While I have a great love for foreign cinema, I admit to not being the most saturated source of information when it comes to movies made overseas. Perhaps that is evident in the American dominance of my list. Seven Samurai, however, has managed to transcend my ignorance and find itself on my list of greatest films of all time. This film is masterpiece! I am still amazed by how beautifully and craftily this 1954 film was done. It is the Samurai Epic of all Samurai Epics-- the story of seven men who choose to defend a poor defenseless village of farmers, at the cost of their own lives, all in the name of honor, duty and perhaps love. I love this film.

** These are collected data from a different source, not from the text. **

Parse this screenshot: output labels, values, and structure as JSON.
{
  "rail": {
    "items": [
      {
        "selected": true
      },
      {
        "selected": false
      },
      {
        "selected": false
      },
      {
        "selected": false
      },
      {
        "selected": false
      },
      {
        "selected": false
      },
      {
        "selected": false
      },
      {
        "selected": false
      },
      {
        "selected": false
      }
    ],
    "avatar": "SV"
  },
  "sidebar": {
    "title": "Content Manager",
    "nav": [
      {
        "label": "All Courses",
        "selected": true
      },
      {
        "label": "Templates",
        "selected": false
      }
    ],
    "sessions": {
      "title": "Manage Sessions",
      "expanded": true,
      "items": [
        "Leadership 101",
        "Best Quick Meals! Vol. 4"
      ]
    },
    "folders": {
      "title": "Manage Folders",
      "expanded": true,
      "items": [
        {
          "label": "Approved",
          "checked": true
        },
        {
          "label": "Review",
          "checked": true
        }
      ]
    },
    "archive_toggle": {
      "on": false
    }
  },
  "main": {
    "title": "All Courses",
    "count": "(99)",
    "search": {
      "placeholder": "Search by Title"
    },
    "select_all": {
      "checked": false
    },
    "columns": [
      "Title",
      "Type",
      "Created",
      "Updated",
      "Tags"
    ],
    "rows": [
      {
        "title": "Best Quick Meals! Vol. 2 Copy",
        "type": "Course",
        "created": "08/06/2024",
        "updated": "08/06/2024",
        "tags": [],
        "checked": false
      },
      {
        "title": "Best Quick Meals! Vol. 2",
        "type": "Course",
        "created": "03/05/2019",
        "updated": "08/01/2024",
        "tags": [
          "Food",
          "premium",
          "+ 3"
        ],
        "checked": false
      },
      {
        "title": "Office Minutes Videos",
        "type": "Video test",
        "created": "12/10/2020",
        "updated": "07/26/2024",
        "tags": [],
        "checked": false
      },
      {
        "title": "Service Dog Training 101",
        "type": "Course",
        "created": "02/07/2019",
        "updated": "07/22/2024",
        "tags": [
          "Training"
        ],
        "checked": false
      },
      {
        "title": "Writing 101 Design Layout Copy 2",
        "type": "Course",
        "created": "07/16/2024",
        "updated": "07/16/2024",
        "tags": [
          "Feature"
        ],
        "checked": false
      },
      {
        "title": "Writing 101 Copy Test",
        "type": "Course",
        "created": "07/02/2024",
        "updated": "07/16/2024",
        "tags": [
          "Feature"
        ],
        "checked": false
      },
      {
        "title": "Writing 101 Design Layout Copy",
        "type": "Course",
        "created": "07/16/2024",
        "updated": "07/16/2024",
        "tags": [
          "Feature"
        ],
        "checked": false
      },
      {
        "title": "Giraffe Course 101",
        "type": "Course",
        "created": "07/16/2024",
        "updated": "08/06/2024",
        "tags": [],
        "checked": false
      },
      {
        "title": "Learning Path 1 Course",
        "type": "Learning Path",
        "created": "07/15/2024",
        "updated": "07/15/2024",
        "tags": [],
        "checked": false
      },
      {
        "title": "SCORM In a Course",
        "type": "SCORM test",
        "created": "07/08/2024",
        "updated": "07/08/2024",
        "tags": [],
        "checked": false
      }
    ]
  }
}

5. It's a Wonderful Life -


Every time a bell rings, an angel gets it's wings. I was raised in a home where my father insisted that we watch what he considered to be the classics of all time. This was his favorite film and from as far back as I can remember, my Father made me watch this movie every Christmas and I hated every minute of it. One of the things that fascinate me with film is how work can at one point in our lives move us into new place and in other points in our lives have no influence whatsoever. I have gone from loathing this film, to crying at the end of it. This is Frank Capra at his best. In a nutshell, the film is really about what is important in life and what is not.

4. Fargo -


This is what happens when a couple of snooty film rats take years of cinematic brilliance and secrets of the trade, delve into the darkest of human emotions, weave a giant spider's web and try to make you laugh along the way. Fargo is greatest dark comedy ever. It flirts with so many different genres and yet remained detached enough from all of them, not really letting anyone or anything tie it down. The Coen Brothers will one day go down in history as the greatest duet of filmmakers to ever live and this is the proof that is in the pudding.  

3. Chinatown - 


When a film leaves you tossing and turning in bed all night, it is usually because it is really good or really, really bad. This one is the former. While I have previous described this film as the capstone that ended of era in a genre and the start of a new one, Chinatown has remained a important work in the world of film because it has taken the old, combined it with the new and proven to withstand the only true test of a film's worth: time. It is cleaver. It is witty. It is dark. Oh forget it, its Chinatown. 

2. Psycho -


While Hitchcock may have now reached a godhood that will forever cement him as one of if not THE GREATEST film directors to ever live, it was not so in the flesh. I doubt he ever felt that omnipotence while making a film and I'm certain he never received that hallowed praise he deserved even years after while still in this life. Perhaps that is why he never faltered. He remained hungry his entire life and struggled it to the very end, trying to surpass what turned out to be himself. Psycho is the greatest film he ever made and surely only one of six to mold the spirit of American cinema. Psycho not only did things that had never been done before, but left us with styles, techniques and sheer brilliance that has remained in modern cinema ever since. This is the greatest of the greatest. 

1. Pulp Fiction - 



How do you top the man who's been universally nominated as the greatest filmmaker of all time? With the greatest filmmaker alive today. Quentin Tarantino is the Hitchcock of our day. Unlike almost any other director, people watch Tarantino films because Tarantino makes them, not because Brad Pitt, Leo DiCaprio, John Travolta, or Jamie Fox is in it-- and that is extremely rare. Like Hitch, he consistently puts out solid gold and yet still fall short of all the critic's awards-- but enough about him. Pulp Fiction is the greatest film ever made. It is a movie for movie lovers. The script is perfect, the acting is spot on, but what I find most intriguing about this film is its ability to remained untouched. If you've seen the movie before, try and tell me what it's about. Can you? Hard, isn't it? There is really nothing like it. Nothing has even been made before or since to even compare it to. If you haven't seen it yet, forget going out tonight, pull it up on Netflix and strap yourself in-- you're in for one hell of a ride.